All the news that's fit to print
I know that's the slogan of a much more prominent paper, but the Decatur Daily really has impressed me the past couple of days.
First off, there's a story about a beer fetching dog in Athens. Like Lucky (the rescued dog I blogged about last month), this dog was found in a dumpster. Harley, though, wasn't injured and she's been with her adopted family a couple of years. Unlike any pet I've ever had, though, Harley shows her appreciation:
The Cannons don't have to leave the sofa for a snack. On command, Harley fetches a bag of potato chips and a 2-liter soft drink from the closet or a beer from the fridge by pulling on socks on the door handles. She brings the treats to them as efficiently as any butler and is always ready to return for more.

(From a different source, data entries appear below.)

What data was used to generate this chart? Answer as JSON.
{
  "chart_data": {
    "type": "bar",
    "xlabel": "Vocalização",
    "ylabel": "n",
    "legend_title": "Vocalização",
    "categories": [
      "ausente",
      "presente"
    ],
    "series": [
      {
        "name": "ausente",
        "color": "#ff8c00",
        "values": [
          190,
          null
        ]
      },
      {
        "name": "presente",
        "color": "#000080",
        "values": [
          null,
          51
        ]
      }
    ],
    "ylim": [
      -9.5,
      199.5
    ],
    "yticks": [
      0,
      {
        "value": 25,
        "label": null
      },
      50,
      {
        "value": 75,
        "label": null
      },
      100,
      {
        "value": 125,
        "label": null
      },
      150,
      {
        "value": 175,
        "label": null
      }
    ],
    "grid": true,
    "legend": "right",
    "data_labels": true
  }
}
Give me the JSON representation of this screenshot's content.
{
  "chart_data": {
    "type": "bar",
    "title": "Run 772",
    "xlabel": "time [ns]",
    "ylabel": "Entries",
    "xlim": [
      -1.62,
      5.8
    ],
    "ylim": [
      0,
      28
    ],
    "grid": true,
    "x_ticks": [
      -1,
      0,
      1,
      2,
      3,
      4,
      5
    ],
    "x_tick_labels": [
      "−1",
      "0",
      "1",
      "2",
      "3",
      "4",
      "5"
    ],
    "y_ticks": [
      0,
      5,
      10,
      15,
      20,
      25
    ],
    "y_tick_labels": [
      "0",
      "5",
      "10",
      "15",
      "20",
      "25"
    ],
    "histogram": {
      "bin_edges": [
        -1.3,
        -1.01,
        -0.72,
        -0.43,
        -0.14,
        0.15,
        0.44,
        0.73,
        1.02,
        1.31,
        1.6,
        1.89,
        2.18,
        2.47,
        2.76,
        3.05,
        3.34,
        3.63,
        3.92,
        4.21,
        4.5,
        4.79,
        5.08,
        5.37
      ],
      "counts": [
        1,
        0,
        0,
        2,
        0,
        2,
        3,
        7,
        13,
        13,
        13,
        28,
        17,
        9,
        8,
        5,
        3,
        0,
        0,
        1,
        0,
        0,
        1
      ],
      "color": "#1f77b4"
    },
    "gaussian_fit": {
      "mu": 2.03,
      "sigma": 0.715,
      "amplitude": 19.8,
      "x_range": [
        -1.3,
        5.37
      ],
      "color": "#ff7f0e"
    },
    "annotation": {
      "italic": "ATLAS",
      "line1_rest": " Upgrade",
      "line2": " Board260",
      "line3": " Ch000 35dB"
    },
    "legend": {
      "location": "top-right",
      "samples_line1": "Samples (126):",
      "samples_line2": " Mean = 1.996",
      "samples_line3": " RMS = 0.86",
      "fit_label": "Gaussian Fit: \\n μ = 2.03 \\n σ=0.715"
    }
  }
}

"If there is no beer, she comes back with the A-1 sauce," Joseph said. "Anything with a long neck."
Oh, Harley does lots of other neat stuff and she may well show up on America's Funniest ... soon. Plus, she's going to be in the Purina Incredible Dog Challenge in St. Petersburg in June. I hope Pa Caffeine doesn't hear about Harley or he'll get upset at the possibility of a dog being more super than Rambo (the Caffeine Folks favorite child).
Next, the DD had this notice about a guy who got "rolled" at a local bar:
A 60-year-old man from out of town told police a woman he met at a Decatur bar disappeared with about $4,000 of his cash on Monday night, Decatur police said.
After going to the man's hotel room with him, the woman, described as about 38 years old, said she was going to fetch some ice at about 11 p.m.
She never returned, said Lt. Chris Mathews, a police spokesman.
Here's a hint: If an unknown woman, 22 years your junior, suddenly finds you irresistable at a local dive, she just might have an ulterior motive!
Finally, a story about a complete idiot who jumped off DeSoto Falls, ON PURPOSE! Here's my favorite part:
The leap wasn't a suicide attempt since several witnesses reported that prior to the plunge, the man yelled, "Watch this," said Tim Whitehead, superintendent of DeSoto State Park.
The idiot landed in less than 10 feet of water and, not surprisingly, he said he "hit something" under the water. He was able to swim out, but he could go no further. Once he heals, I think he needs a good smiting!
Well I'm off to a Library Committee meeting this afternoon, so I'm sure I'll have lots of good stuff to talk about tomorrow.
2 Comments:
Harley is a beautiful looking dog! Wow!
who would put a beer fetching dog in a dumpster?